The earliest breakthrough came when Pfizer changed the paradigm for design and installation of NIR equipment. Pfizer teamed up with Zeiss instruments to develop and employ for wireless blend uniformity testing. This set a new template for process instrumentation:
Since instrument manufacturers are not flush with money, development of new models used to be aimed at the “least common denominator,” able to be used in any place, much like Swiss Army Knife. For process control, more specialized equipment is needed, often in small numbers. In addition to instrument qualification (IQ), operational qualification (OQ), and process qualification (PQ), we have a say in design qualification (DQ). DQ simply means working with the instrument company to design units specific to the needs of that particular company or industry. But, the cost of development for a small number of sales hinders development. The new approach involves incremental development steps:
The Pharma rep contacts the instrument company and outlines their needs.

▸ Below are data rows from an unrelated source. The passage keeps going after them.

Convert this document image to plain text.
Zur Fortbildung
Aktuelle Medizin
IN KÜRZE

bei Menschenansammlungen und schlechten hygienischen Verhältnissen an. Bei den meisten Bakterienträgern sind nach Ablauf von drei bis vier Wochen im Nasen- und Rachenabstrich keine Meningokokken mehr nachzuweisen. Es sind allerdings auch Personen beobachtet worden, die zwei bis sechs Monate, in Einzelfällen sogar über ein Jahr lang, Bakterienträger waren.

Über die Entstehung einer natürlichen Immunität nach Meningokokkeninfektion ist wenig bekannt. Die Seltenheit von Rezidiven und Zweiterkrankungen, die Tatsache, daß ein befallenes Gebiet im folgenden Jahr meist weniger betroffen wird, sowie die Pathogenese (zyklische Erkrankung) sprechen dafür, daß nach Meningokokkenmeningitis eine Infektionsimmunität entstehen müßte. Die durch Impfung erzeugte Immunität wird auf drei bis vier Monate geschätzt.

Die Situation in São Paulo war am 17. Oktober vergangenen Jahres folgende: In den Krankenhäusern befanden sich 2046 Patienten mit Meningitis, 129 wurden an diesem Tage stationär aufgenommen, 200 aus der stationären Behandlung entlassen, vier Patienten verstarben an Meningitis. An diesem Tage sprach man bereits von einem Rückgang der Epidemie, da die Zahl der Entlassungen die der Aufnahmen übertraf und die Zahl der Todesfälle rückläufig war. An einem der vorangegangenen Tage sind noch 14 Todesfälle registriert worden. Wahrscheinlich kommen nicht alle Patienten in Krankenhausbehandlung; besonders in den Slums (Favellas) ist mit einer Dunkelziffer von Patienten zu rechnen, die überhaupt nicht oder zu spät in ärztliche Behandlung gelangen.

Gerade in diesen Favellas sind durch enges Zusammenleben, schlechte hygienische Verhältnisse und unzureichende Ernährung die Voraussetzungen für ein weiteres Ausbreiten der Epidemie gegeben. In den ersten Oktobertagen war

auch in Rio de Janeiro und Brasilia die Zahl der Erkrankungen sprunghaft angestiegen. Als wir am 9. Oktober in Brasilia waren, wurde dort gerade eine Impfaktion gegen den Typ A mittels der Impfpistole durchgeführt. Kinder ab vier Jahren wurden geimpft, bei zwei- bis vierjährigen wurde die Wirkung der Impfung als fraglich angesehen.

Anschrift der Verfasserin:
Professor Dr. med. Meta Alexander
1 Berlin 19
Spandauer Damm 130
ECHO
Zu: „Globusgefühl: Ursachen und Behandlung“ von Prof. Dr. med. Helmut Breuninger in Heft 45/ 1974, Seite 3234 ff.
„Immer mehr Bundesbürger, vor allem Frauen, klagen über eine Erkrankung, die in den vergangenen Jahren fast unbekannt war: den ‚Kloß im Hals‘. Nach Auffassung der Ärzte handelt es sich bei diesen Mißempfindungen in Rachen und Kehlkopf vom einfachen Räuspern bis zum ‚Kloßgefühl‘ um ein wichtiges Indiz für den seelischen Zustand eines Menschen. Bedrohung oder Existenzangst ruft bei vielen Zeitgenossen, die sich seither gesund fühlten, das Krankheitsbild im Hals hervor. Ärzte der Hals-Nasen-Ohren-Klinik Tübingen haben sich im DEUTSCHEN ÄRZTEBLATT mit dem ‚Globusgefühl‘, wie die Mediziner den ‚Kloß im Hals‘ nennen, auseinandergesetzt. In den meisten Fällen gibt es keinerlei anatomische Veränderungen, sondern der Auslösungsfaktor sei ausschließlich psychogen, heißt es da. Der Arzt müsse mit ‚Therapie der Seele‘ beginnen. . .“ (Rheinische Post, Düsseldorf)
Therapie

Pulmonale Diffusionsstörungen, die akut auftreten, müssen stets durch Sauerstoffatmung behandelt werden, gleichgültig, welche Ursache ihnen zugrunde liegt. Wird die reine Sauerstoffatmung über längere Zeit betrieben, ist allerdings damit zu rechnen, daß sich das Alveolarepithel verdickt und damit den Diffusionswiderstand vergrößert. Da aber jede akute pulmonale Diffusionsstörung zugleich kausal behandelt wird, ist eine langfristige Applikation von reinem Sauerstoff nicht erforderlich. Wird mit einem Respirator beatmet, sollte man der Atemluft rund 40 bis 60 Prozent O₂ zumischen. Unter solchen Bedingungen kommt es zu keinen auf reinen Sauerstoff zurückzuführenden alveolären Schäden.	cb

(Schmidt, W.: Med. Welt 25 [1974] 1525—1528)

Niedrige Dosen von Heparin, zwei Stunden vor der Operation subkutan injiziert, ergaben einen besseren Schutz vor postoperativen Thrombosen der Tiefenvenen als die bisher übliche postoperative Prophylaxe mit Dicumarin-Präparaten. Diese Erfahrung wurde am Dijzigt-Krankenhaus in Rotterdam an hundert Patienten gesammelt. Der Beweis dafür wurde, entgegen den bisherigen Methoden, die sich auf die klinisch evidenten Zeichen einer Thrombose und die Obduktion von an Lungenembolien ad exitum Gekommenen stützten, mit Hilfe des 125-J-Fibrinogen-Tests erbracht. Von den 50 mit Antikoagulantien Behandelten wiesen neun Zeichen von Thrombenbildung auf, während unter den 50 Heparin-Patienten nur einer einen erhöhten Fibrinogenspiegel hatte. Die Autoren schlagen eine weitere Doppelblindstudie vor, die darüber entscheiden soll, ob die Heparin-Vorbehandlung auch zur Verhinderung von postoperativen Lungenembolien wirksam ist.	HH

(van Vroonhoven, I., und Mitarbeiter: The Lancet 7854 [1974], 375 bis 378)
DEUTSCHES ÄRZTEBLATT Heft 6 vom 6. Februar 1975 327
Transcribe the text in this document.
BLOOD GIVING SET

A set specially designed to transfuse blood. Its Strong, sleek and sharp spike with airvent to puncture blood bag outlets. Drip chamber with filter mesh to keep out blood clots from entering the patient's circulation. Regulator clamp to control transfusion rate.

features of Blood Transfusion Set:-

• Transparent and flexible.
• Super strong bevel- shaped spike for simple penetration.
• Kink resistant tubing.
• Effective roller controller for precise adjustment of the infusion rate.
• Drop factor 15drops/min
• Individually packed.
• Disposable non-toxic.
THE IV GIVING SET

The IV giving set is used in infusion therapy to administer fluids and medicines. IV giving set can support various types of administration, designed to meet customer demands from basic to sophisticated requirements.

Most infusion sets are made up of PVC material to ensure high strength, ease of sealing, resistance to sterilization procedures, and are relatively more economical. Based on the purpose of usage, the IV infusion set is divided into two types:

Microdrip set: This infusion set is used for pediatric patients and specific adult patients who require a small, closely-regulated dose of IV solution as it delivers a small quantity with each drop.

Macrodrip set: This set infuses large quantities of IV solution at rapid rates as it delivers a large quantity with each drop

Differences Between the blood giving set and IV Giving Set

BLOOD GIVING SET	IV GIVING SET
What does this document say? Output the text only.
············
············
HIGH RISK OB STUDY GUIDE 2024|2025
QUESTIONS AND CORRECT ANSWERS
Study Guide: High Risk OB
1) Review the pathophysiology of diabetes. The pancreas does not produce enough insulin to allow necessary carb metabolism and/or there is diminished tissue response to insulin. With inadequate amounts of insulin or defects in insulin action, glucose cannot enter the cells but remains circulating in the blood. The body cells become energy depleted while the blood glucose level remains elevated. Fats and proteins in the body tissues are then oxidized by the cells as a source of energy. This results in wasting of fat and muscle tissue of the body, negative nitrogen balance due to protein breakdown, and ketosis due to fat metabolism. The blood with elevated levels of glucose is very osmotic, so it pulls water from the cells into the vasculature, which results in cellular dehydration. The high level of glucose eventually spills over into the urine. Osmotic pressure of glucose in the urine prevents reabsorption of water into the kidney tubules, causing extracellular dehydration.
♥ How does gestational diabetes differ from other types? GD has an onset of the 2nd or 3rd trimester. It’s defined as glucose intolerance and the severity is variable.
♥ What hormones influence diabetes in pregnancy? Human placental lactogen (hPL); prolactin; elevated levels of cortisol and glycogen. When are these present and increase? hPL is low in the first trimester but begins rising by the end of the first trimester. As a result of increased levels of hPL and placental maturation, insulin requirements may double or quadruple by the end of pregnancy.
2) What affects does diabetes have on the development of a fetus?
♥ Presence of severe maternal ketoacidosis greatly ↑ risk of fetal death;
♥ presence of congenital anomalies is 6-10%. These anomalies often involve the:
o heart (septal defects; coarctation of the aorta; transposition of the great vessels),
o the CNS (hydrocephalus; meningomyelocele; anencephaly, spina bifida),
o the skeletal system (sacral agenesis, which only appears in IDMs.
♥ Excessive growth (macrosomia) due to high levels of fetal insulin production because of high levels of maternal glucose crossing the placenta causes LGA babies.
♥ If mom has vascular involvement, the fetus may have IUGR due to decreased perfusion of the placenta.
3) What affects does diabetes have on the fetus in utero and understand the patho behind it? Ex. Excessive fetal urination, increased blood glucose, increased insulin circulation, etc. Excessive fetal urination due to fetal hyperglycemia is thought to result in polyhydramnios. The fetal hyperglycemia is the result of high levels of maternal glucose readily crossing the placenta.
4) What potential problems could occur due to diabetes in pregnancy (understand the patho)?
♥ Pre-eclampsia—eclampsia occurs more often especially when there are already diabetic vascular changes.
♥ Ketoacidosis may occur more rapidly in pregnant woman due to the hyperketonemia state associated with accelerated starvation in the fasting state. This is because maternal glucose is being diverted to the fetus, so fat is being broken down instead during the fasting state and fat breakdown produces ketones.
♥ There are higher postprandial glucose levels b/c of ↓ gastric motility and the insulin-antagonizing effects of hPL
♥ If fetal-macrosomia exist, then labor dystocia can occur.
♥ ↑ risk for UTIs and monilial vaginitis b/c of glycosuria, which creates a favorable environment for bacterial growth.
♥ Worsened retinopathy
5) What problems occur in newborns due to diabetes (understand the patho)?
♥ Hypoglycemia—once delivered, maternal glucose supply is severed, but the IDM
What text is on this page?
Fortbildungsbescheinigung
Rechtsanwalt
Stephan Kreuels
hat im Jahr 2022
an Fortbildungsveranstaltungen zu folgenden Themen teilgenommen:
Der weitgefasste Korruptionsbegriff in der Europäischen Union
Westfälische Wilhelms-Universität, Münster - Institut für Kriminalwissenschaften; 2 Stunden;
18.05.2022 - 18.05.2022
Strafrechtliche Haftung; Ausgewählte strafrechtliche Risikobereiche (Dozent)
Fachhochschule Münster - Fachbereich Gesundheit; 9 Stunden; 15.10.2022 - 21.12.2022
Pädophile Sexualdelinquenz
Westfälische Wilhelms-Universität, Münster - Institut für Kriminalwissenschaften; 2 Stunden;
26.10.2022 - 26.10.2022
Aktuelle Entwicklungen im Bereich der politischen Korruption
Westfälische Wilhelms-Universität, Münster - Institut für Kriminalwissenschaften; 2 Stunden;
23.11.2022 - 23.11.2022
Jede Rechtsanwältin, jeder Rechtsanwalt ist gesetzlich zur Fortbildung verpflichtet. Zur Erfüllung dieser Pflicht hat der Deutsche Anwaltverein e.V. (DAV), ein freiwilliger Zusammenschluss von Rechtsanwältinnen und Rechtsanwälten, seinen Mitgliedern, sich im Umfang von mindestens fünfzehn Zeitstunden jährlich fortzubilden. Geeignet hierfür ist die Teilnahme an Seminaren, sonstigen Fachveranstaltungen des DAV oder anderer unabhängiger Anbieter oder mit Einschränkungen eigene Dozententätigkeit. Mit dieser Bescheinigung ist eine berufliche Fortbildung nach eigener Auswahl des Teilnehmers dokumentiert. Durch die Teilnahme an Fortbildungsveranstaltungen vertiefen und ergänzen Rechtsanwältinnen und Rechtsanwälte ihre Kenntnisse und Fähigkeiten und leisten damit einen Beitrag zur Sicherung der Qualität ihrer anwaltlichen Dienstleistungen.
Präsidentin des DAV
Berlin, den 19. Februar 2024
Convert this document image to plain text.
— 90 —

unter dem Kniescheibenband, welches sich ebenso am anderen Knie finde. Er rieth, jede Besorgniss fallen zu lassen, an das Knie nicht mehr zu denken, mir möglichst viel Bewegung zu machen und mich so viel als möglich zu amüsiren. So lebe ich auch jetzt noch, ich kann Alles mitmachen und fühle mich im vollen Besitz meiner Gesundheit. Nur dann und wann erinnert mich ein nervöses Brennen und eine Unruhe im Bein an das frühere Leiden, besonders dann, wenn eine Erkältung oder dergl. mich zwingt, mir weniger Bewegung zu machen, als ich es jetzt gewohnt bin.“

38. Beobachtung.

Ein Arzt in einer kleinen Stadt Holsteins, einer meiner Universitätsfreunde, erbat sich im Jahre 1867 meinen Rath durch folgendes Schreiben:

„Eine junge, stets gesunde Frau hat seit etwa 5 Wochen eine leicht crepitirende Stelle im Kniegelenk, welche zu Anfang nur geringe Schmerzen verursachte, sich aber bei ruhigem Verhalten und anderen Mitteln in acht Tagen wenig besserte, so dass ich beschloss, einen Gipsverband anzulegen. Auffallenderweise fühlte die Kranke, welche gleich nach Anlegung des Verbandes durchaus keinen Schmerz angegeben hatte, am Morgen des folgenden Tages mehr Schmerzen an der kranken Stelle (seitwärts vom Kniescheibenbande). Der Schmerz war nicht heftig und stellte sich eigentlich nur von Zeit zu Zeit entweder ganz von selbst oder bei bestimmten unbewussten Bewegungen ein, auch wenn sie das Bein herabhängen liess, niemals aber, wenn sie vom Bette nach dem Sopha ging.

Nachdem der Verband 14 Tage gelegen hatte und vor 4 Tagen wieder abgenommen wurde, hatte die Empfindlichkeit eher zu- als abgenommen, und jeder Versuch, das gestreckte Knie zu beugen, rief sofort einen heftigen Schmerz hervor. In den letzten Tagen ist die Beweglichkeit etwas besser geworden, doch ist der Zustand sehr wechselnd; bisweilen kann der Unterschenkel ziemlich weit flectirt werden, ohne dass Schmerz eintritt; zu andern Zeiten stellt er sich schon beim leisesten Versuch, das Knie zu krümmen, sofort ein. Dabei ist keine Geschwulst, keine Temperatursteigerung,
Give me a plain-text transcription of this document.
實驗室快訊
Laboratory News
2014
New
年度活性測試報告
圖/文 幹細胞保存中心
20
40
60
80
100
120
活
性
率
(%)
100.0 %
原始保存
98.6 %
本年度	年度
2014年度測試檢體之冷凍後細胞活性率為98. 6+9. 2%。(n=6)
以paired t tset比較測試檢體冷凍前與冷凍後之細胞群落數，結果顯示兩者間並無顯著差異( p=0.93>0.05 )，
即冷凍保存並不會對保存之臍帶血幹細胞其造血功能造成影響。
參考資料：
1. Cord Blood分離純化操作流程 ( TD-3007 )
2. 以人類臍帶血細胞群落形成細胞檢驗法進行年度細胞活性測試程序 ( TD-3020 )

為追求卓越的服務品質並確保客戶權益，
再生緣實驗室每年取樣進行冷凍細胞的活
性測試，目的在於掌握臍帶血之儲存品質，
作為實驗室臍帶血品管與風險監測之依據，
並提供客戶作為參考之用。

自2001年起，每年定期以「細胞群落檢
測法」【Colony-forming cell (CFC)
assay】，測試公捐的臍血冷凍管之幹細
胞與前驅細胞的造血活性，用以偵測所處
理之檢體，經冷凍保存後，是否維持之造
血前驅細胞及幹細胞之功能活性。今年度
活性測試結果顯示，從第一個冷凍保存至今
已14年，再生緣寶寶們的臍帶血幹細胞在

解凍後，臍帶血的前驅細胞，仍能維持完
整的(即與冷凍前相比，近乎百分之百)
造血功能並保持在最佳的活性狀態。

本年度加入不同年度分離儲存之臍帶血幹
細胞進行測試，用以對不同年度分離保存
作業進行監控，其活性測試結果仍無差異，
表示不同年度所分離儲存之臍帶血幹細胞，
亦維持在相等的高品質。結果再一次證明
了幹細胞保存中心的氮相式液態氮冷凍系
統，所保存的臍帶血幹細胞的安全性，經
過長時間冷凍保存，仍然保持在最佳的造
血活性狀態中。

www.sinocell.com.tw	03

An overall cost for development is generated. The Pharma company proffers, say, 20% of that cost to develop plans and possibly a breadboard unit. Another 20–25% could be paid when a working model. Another piece could be paid when a unit is delivered and works as intended. When qualified/validated, the final increments would be paid out to the instrument company.
Since the earliest process equipment successes, numerous instrument companies are now specializing in fast and accurate process instruments. Small units, based on MEMS and other rapid analyzers, are showing up in large numbers. Several instruments, based on “push-broom” imaging, are capable of qualitative and quantitative measurements at a speed of 100,000 tablets an hour. Concomitantly, software manufacturers are taking advantage of computers with “blinding” speeds to build algorithms to take the spectra from the new units and use it to actually control the production of products… in real time!
So, much as DaVinci designed a helicopter, but needed an internal combustion engine to fly it and Michaelson developed an interferometer in the 19th century, but needed computers to run M. Fourier’s equations to generate infrared spectra, NIR could not be applied to pharmaceutical process control until faster computers and instruments were developed.
In short, the pieces were there; the science was there; all that was needed was (money) and modern equipment to make our dreams come true. It did take Messiers Beer, Bougier, and Lambert well over 100 years to develop the simple formula A = abc. Science moves in pieces and, sometimes, it takes many years for “a plan to come together.”
Conclusions
The strengths of NIRS were recognized and employed by agricultural and consumer products (textiles, prepared foods, baked goods), largely because they were both less regulated and worked under tighter financial pressures. As regulations became modernized and hardware and software for rapid (validated) analyses came on the scene, the Pharma industry has begun to join the rest of the commercial world.
Declaration of conflicting interests
The author(s) declared no potential conflicts of interest with respect to the research, authorship, and/or publication of this article.
Funding
The author(s) received no financial support for the research, authorship, and/or publication of this article.